The way cURL sends data:

curl --request POST --data-binary "@dummy.dat" 127.0.0.1/cgi-bin/upload-rpm

Receiver script:

#!/bin/bash

echo "Content-type: text/html"
echo ""

echo '<html>'
echo '<head>'
echo '<meta http-equiv="Content-Type" content="text/html; charset=UTF-8">'
echo '<title>Foo</title>'
echo '</head>'
echo '<body>'

echo "<p>Start</p>"

if [ "$REQUEST_METHOD" = "POST" ]; then
    echo "<p>Post Method</p>"
    if [ "$CONTENT_LENGTH" -gt 0 ]; then
        echo "<p>Size=$CONTENT_LENGTH</p>"
        while read -n 1 byte -t 3; do echo -n -e "$byte" >> ./foo.dat ; done
    fi
fi
echo '</body>'
echo '</html>'

exit 0

But it's not working. File is not created on the server side. And how can I get the file name?

Answer 1

as long as you're always uploading exactly 1 file using the multipart/form-data format and the client always put the Content-Type as the last header of the file upload (which curl always seem to do), this seem to work:

#!/bin/bash

echo "Content-type: text/html"
echo ""

echo '<html>'
echo '<head>'
echo '<meta http-equiv="Content-Type" content="text/html; charset=UTF-8">'
echo '<title>Foo</title>'
echo '</head>'
echo '<body>'

echo "<p>Start</p>"

if [ "$REQUEST_METHOD" = "POST" ]; then
    echo "<p>Post Method</p>"
    if [ "$CONTENT_LENGTH" -gt 0 ]; then
    in_raw="$(cat)"
    boundary=$(echo -n "$in_raw" | head -1 | tr -d '\r\n');
    filename=$(echo -n "$in_raw" | grep --text --max-count=1 -oP "(?<=filename=\")[^\"]*");
    file_content=$(echo -n "$in_raw" | sed '1,/Content-Type:/d' | tail -c +3 | head --lines=-1 | head --bytes=-4  );
    echo "boundary: $boundary"
    echo "filename: $filename"
    #echo "file_content: $file_content"
    fi
fi
echo '</body>'
echo '</html>'

exit 0

example upload invocation (which I used to debug the above):

curl http://localhost:81/cgi-bin/wtf.sh -F "MyFile=@myfile.txt"

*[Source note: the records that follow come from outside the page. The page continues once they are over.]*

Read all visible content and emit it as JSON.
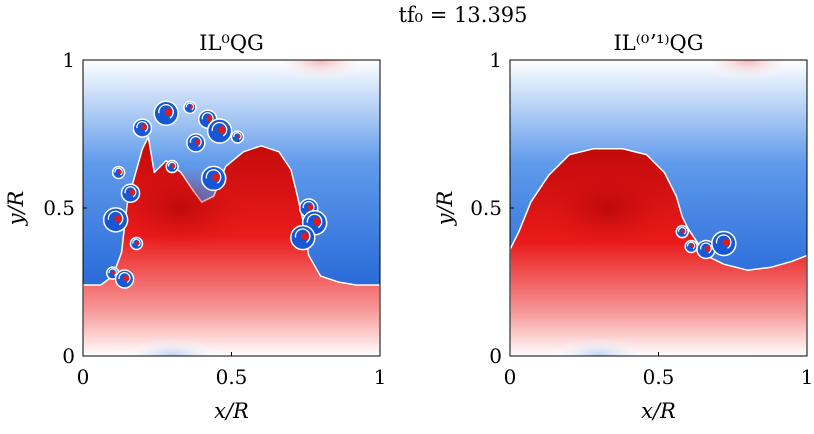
{
  "figure": {
    "suptitle": "tf₀ = 13.395"
  },
  "chart_data": [
    {
      "type": "heatmap",
      "title": "IL⁰QG",
      "xlabel": "x/R",
      "ylabel": "y/R",
      "xlim": [
        0,
        1
      ],
      "ylim": [
        0,
        1
      ],
      "xticks": [
        "0",
        "0.5",
        "1"
      ],
      "yticks": [
        "0",
        "0.5",
        "1"
      ],
      "colormap": {
        "negative": "#0a4fcf",
        "zero": "#ffffff",
        "positive": "#e51515",
        "deep_positive": "#b00000"
      },
      "interface": [
        [
          0.0,
          0.24
        ],
        [
          0.06,
          0.24
        ],
        [
          0.1,
          0.27
        ],
        [
          0.13,
          0.35
        ],
        [
          0.14,
          0.44
        ],
        [
          0.15,
          0.52
        ],
        [
          0.2,
          0.7
        ],
        [
          0.22,
          0.74
        ],
        [
          0.24,
          0.62
        ],
        [
          0.28,
          0.66
        ],
        [
          0.33,
          0.62
        ],
        [
          0.37,
          0.56
        ],
        [
          0.4,
          0.52
        ],
        [
          0.44,
          0.54
        ],
        [
          0.48,
          0.64
        ],
        [
          0.54,
          0.69
        ],
        [
          0.6,
          0.71
        ],
        [
          0.66,
          0.69
        ],
        [
          0.7,
          0.63
        ],
        [
          0.72,
          0.55
        ],
        [
          0.74,
          0.46
        ],
        [
          0.76,
          0.34
        ],
        [
          0.8,
          0.27
        ],
        [
          0.86,
          0.25
        ],
        [
          0.92,
          0.24
        ],
        [
          1.0,
          0.24
        ]
      ],
      "eddies": [
        [
          0.12,
          0.62
        ],
        [
          0.16,
          0.55
        ],
        [
          0.11,
          0.46
        ],
        [
          0.18,
          0.38
        ],
        [
          0.2,
          0.77
        ],
        [
          0.28,
          0.82
        ],
        [
          0.36,
          0.84
        ],
        [
          0.42,
          0.8
        ],
        [
          0.46,
          0.76
        ],
        [
          0.52,
          0.74
        ],
        [
          0.38,
          0.72
        ],
        [
          0.44,
          0.6
        ],
        [
          0.3,
          0.64
        ],
        [
          0.76,
          0.5
        ],
        [
          0.78,
          0.45
        ],
        [
          0.1,
          0.28
        ],
        [
          0.14,
          0.26
        ],
        [
          0.74,
          0.4
        ]
      ]
    },
    {
      "type": "heatmap",
      "title": "IL⁽⁰ʼ¹⁾QG",
      "xlabel": "x/R",
      "ylabel": "y/R",
      "xlim": [
        0,
        1
      ],
      "ylim": [
        0,
        1
      ],
      "xticks": [
        "0",
        "0.5",
        "1"
      ],
      "yticks": [
        "0",
        "0.5",
        "1"
      ],
      "colormap": {
        "negative": "#0a4fcf",
        "zero": "#ffffff",
        "positive": "#e51515",
        "deep_positive": "#b00000"
      },
      "interface": [
        [
          0.0,
          0.36
        ],
        [
          0.03,
          0.42
        ],
        [
          0.07,
          0.52
        ],
        [
          0.13,
          0.61
        ],
        [
          0.2,
          0.68
        ],
        [
          0.28,
          0.7
        ],
        [
          0.38,
          0.7
        ],
        [
          0.46,
          0.68
        ],
        [
          0.52,
          0.62
        ],
        [
          0.56,
          0.54
        ],
        [
          0.58,
          0.47
        ],
        [
          0.6,
          0.43
        ],
        [
          0.62,
          0.4
        ],
        [
          0.66,
          0.34
        ],
        [
          0.72,
          0.31
        ],
        [
          0.8,
          0.29
        ],
        [
          0.88,
          0.3
        ],
        [
          0.95,
          0.32
        ],
        [
          1.0,
          0.34
        ]
      ],
      "eddies": [
        [
          0.61,
          0.37
        ],
        [
          0.66,
          0.36
        ],
        [
          0.72,
          0.38
        ],
        [
          0.58,
          0.42
        ]
      ]
    }
  ]
}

• with all that said, THIS IS INSANITY! bash is absolutely not suitable for handling binary data, such as http file uploads, use something else. (PHP? Python? Perl?)

Answer 2

The ways curl sends data

With fields:

curl --data "param1=value1&param2=value2" https://example.com/resource.cgi

With fields specified individually:

curl --data "param1=value1" --data "param2=value2" https://example.com/resource.cgi

Multipart:

curl --form "fileupload=@my-file.txt" https://example.com/resource.cgi

Multipart with fields and a filename:

curl --form "fileupload=@my-file.txt;filename=desired-filename.txt" --form param1=value1 --form param2=value2 https://example.com/resource.cgi

For a RESTful HTTP POST containing XML:

curl -X POST -d @filename.txt http://example.com/path/to/resource --header "Content-Type:text/xml"

or for JSON, use this:

curl -X POST -d @filename.txt http://example.com/path/to/resource --header "Content-Type:application/json"

This will read the contents of the file named filename.txt and send it as the post request.

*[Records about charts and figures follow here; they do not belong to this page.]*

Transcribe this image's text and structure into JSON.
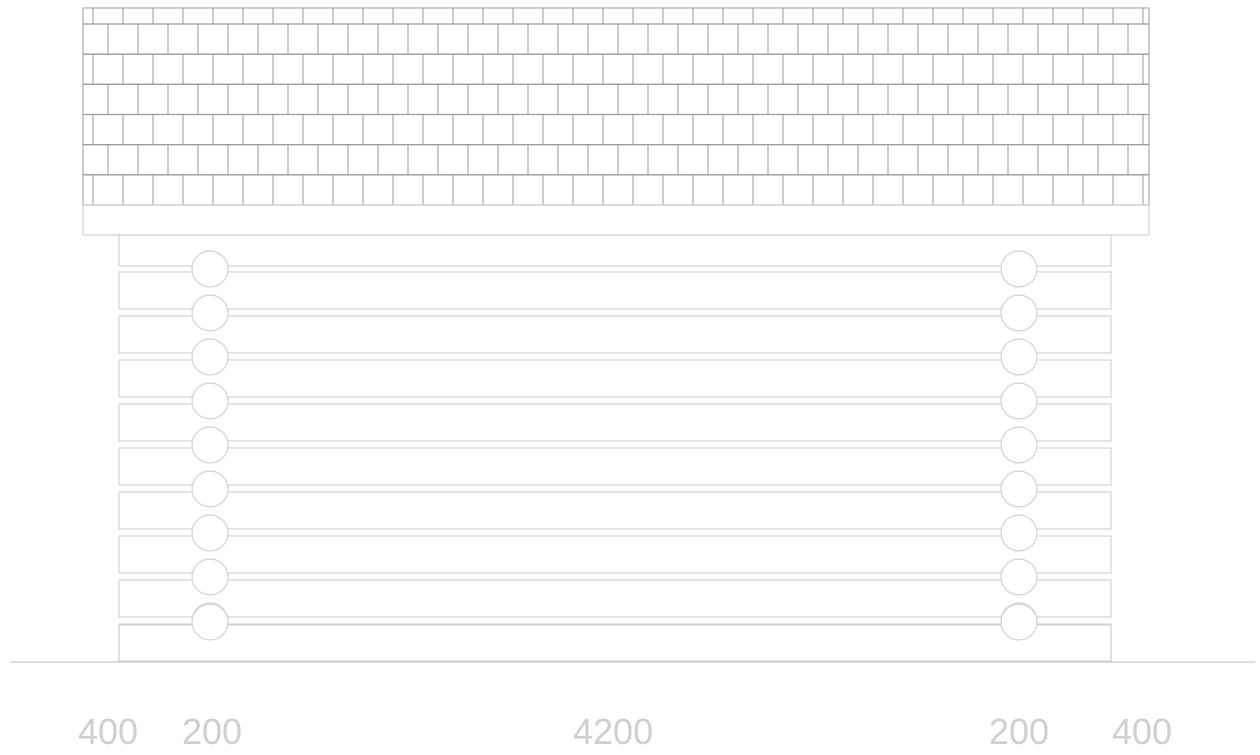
{
  "drawing": {
    "view": "front elevation of log structure",
    "roof": {
      "material": "shingle tiles",
      "rows": 6
    },
    "wall": {
      "log_courses": 10,
      "rounded_log_ends_per_side": 9
    },
    "dimensions": [
      "400",
      "200",
      "4200",
      "200",
      "400"
    ]
  },
  "colors": {
    "background": "#ffffff",
    "roof_lines": "#9a9a9a",
    "outline": "#d2d2d2",
    "dimension_text": "#cfcfcf"
  }
}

For further information see

• Manual -- curl usage explained
• The cURL tutorial on emulating a web browser

Reading HTTP POST data using BASH

How to get the content length:

if [ "$REQUEST_METHOD" = "POST" ]; then
    if [ "$CONTENT_LENGTH" -gt 0 ]; then
        read -n $CONTENT_LENGTH POST_DATA <&0
        echo "$CONTENT_LENGTH"
    fi
fi

To save a binary or text file:

boundary=$(export | \
    sed '/CONTENT_TYPE/!d;s/^.*dary=//;s/.$//')
filename=$(echo "$QUERY_STRING" | \
    sed -n '2!d;s/\(.*filename=\"\)\(.*\)\".*$/\2/;p')
file=$(echo "$QUERY_STRING" | \
    sed -n "1,/$boundary/p" | sed '1,4d;$d')

The uploaded file is now contained in the $file variable, and file name in the $filename variable.